The real story behind "Black Friday"
With retailers like Target now opening at midnight on Black Friday, do you think this will really up sales?
Yes, it will bump sales. But stores are always robbing Peter to pay Paul. Because, if you're buying it one time, you're not buying it another time. There's planned cannibalization of sales there. You're urging someone, instead of coming out at 3 a.m., to come out at midnight. Now the question is, are you going to steal customers from other stores? The short answer is, yeah, the other stores aren't open.
How long is this going to last? In terms of years, not many. It's what I call "retail one-ups-manship." They just continue to try and one-up each other. And eventually the effect is diluted. Consumers get very used to it, it's not special anymore. The deals are running for weeks now.

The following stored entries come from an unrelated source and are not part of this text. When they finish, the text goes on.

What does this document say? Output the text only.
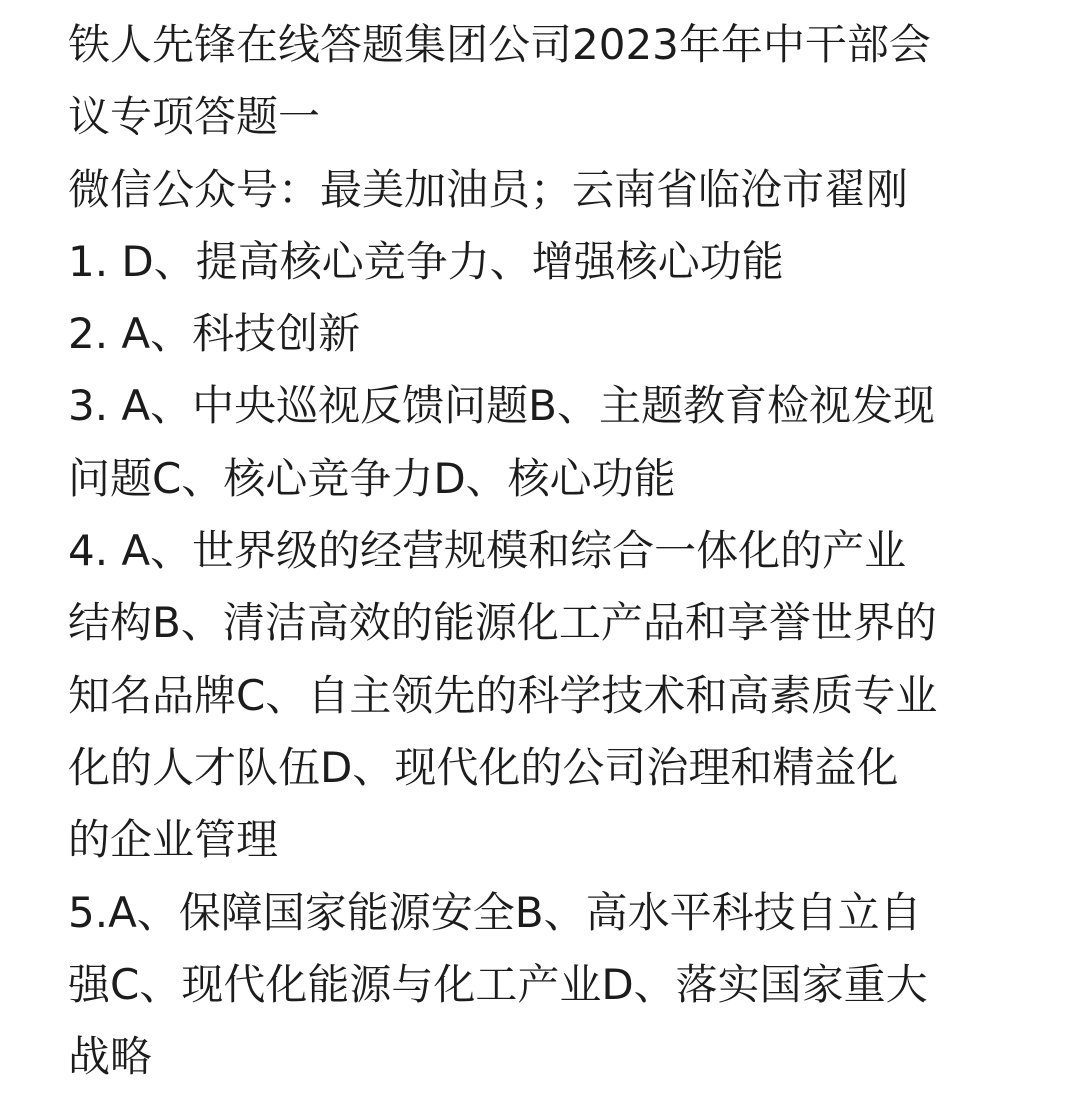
铁人先锋在线答题集团公司2023年年中干部会
议专项答题一
微信公众号：最美加油员；云南省临沧市翟刚
1. D、提高核心竞争力、增强核心功能
2. A、科技创新
3. A、中央巡视反馈问题B、主题教育检视发现
问题C、核心竞争力D、核心功能
4. A、世界级的经营规模和综合一体化的产业
结构B、清洁高效的能源化工产品和享誉世界的
知名品牌C、自主领先的科学技术和高素质专业
化的人才队伍D、现代化的公司治理和精益化
的企业管理
5.A、保障国家能源安全B、高水平科技自立自
强C、现代化能源与化工产业D、落实国家重大
战略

And, I think the idea of online sales is really going to jump the shark, and the whole thing will peak and sales will start spreading out again. But I think online sales will rob a lot, don't you?
Well, yes. But I think there can be two distinct types of shoppers: Those who online shop, and those who shop in the store. Is there a lot of crossover with those shopping habits?
You see it a lot when the weather gets bad. People will forgo their brick-and-mortar purchases and shop online. There tends to be different kinds of shoppers, yes, but online sales do take a bigger chunk of retail sales every year. Which means they're stealing from brick-and-mortar sales. It's just not as fast as everyone thinks it is.
But you've got online sales going, and I think "Cyber-Monday" was just coined a couple years ago. It was in a press release, which means a PR person wrote it. So that one was planned. And then last year American Express came up with "Small Business Saturday."
"Small Business Saturday" is now being pushed really heavily.
Yeah, it's their whole gimmick -- the Black Card. American Express caters to small businesses, that's their whole target market. So its really in American Express's best interest. But consumers will get numb and desensitized to all of it. Frankly, since the recession, there have been so many deals all the time, that I think there is a huge expectation consumers are just going to get, you know, with Groupon and everything, 15 to 70 percent off. Honestly, most retailers can't survive with that sort of discount.
Retailers don't have heavy margins, anyway, for the most part. Their margins are a lot tighter than manufacturers. You've got raw material prices increasing, and it brings a lot of price pressure upward. Which means if retailers discount, they have to buy a heck of a lot more than they used to, get some volume deals so they can offer those point-of-purchase discounts. And it just kills.
That's the whole problem with the Groupon model, is that consumers don't want to pay the regular price.
It sort of negates the definition of a "sale price."
Right. The idea behind "sales promotion," the definition, is "a short-term offer of value designed to illicit a response." They have to be short-term. And the idea is that someone is going to respond. So, couponing two-for-one and all these types of sales promotions that we have, when you overuse them, consumers eventually become desensitized. And then they expect it. If it's not a deal, they won't buy it. That's just bad merchandizing, bad strategy.
You keep discounting to get rid of inventory and cash flow, and then you wonder where the profits are -- and then you wonder where the return on investment is. You're supposed to use it to entice new customers to try your product. And then it somehow turns into "hey, lets reward all our current customers because they want to be treated like new customers." It's like a drug. You use more and more of it. And I think a lot of these retailers are pretty cracked out now.
Its like, "do consumers really demand this? Are they really going to do less holiday shopping without all this stuff?" I don't think that anyone has proven that they will.